Tuesday, June 18, 2013

The Decent Thing To Do

I've often heard it said that you come into this world with just your body and you leave the same way. Which is to say, don't get too attached to what you have. But as long as you live, you need certain things. Your desire to live is proportional to how much you have – money, work, love, support, freedom.

Indirectly, our laws acknowledge this fact. That's why every society eventually has to allow for divorce in some form. No culture can deal with mass unhappiness for too long. This is also why governments have to enforce minimum wages, the right to work, or unemployment doles.
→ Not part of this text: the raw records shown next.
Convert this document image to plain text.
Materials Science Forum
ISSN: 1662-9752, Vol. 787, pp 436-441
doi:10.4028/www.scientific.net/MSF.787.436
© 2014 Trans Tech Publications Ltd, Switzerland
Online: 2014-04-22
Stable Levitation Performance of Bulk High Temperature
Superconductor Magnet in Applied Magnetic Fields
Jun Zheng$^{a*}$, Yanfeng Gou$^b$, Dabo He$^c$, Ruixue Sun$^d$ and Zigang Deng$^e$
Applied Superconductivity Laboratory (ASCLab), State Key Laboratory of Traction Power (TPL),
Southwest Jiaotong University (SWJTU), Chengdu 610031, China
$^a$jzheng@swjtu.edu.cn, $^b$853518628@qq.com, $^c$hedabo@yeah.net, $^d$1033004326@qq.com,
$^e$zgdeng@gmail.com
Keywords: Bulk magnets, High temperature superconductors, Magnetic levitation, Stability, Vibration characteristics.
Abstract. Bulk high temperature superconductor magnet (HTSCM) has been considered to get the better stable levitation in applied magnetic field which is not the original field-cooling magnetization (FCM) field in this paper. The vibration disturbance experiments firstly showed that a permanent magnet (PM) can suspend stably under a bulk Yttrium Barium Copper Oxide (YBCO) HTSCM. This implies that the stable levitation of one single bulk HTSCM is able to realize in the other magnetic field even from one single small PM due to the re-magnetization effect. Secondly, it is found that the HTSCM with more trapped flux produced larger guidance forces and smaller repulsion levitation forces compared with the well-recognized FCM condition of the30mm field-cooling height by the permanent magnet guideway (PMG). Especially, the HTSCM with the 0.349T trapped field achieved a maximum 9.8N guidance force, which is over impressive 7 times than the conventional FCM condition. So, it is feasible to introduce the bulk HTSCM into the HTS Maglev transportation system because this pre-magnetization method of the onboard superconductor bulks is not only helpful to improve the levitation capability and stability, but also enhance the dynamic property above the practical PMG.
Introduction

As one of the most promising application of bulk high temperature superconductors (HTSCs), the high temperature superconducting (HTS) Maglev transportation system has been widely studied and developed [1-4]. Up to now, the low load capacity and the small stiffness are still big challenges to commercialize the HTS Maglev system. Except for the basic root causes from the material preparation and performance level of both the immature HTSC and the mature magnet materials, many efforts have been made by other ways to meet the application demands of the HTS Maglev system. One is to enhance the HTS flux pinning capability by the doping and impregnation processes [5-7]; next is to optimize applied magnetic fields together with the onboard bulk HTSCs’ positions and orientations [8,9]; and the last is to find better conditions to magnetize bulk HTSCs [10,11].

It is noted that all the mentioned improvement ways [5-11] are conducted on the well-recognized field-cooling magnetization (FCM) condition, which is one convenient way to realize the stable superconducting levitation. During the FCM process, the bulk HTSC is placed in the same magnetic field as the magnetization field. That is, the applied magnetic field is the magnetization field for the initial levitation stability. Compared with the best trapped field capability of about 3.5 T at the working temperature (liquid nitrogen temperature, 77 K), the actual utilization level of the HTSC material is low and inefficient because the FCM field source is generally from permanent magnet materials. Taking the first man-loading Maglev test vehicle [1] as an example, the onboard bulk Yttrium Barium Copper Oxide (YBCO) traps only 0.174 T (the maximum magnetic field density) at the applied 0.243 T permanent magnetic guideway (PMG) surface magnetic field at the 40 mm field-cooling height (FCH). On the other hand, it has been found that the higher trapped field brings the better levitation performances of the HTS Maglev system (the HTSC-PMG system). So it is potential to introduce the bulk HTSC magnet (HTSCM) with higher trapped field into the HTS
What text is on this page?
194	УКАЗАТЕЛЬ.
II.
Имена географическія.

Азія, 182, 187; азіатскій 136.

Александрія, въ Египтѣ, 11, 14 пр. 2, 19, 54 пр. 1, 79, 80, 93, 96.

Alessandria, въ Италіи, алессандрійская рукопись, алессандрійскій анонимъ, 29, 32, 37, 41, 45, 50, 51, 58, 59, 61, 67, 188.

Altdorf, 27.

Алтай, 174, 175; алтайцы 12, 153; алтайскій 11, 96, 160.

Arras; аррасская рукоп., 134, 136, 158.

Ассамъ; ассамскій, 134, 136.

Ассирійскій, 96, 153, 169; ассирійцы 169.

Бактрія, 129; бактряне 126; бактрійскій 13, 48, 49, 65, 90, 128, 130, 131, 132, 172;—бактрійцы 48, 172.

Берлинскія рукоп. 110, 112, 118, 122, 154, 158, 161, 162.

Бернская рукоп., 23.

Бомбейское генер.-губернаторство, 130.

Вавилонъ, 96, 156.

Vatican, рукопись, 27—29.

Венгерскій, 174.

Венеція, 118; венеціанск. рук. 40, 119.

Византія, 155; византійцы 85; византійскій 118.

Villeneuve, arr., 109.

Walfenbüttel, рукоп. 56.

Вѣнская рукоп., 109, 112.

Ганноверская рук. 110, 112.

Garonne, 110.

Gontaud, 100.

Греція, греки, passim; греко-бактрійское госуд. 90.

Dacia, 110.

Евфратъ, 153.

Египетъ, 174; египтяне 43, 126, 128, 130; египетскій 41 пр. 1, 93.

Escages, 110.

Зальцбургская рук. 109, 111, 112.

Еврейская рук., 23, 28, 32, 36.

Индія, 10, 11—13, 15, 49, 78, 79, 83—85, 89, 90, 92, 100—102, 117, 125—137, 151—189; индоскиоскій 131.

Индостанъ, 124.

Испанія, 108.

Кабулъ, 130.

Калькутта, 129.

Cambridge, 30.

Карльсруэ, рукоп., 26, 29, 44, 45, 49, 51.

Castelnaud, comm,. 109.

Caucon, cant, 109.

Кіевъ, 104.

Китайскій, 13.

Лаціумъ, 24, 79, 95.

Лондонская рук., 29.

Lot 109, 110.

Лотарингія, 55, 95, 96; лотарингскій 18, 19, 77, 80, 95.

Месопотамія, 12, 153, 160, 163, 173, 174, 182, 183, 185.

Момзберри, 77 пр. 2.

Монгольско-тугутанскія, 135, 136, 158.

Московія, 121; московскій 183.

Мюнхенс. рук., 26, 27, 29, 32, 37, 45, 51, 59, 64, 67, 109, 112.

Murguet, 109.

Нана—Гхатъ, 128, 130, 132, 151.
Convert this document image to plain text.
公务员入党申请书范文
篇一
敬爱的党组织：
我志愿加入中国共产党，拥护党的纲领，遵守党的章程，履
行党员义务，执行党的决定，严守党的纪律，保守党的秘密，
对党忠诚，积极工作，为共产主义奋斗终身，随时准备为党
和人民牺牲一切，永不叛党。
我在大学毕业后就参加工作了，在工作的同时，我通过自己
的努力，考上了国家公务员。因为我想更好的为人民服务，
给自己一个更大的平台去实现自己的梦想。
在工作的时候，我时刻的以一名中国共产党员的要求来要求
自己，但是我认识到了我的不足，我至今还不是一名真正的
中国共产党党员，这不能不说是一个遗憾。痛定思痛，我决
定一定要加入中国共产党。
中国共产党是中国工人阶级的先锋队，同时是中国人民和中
In a humane culture, allowances are made for those who have suffered. People who are under extreme stress – say, they lose their livelihoods, or their health, or have been emotionally abused for too long – may lose their desire to live. Sometimes, businessmen kill themselves rather than adjust to a life of poverty. Some farmers kill themselves because they cannot bear to lose their land, or their dignity. Some people kill themselves because they feel trapped in an unhappy marriage and see no way out.

In a decent society, alternatives are created. Farmers don't have to lose their land if they lose a crop. Being homeless and jobless doesn't have to translate into you becoming easy targets for violence at every street corner. A divorce doesn't have to translate into abandonment by your own family.

In an indecent society, you are forced to stay alive because others do not want to acknowledge your pain, nor do they want to look for long-term solutions. It is easier to criminalize suicide. Or call it a 'sin' against God.

But criminalizing doesn't help (and God, obviously, doesn't care enough to intervene). If someone is deeply unhappy and starts feeling powerless, that person will quit. Even animals stop eating if they're unhappy. 

But suicides make the rest of us feel guilty or upset. Everyone has troubles. If people just quit whenever we feel pain, what happens to the family? To the nation?

Besides, families (and governments) invest in individuals. Even from a socio-economic perspective, suicide is such a waste of resources. So we try to prevent it, or locate the source of a suicidal person's pain. A decent society looks for reasons why people feel hopeless. An indecent society looks for a scapegoat, a convenient target on whom we can collectively turn. We make laws about 'suicide abetment'.

A twenty-five-year-old quit because she saw no hope of ever finding happiness. She was hurt, possibly assaulted, but did not talk about it openly. She may have thought nobody would believe her and her career wouldn't survive, or that she herself would be blamed. She did live in a society where any hint of liberation is seen as an invitation to sexual violence. Where 'bachelors', especially artists, are not welcome as tenants. Where elected representatives get away with shaming rape victims. Where, despite alarming statistics about child abuse, schools refuse to allow gender workshops. Where officials conduct virginity tests before allowing weddings. Where, if she survived the suicide attempt, she could be punished by the law.

And we turn to the young boy who didn't want to take responsibility for her happiness, nor did he know how to cure her pain. This is the safe thing to do, after all. Because if we acknowledge where blame actually lies, we'd have to admit that our current way of being deserves to be smashed. Rapists would have to be punished. Women would have to be set free. And our society is not decent enough to allow this.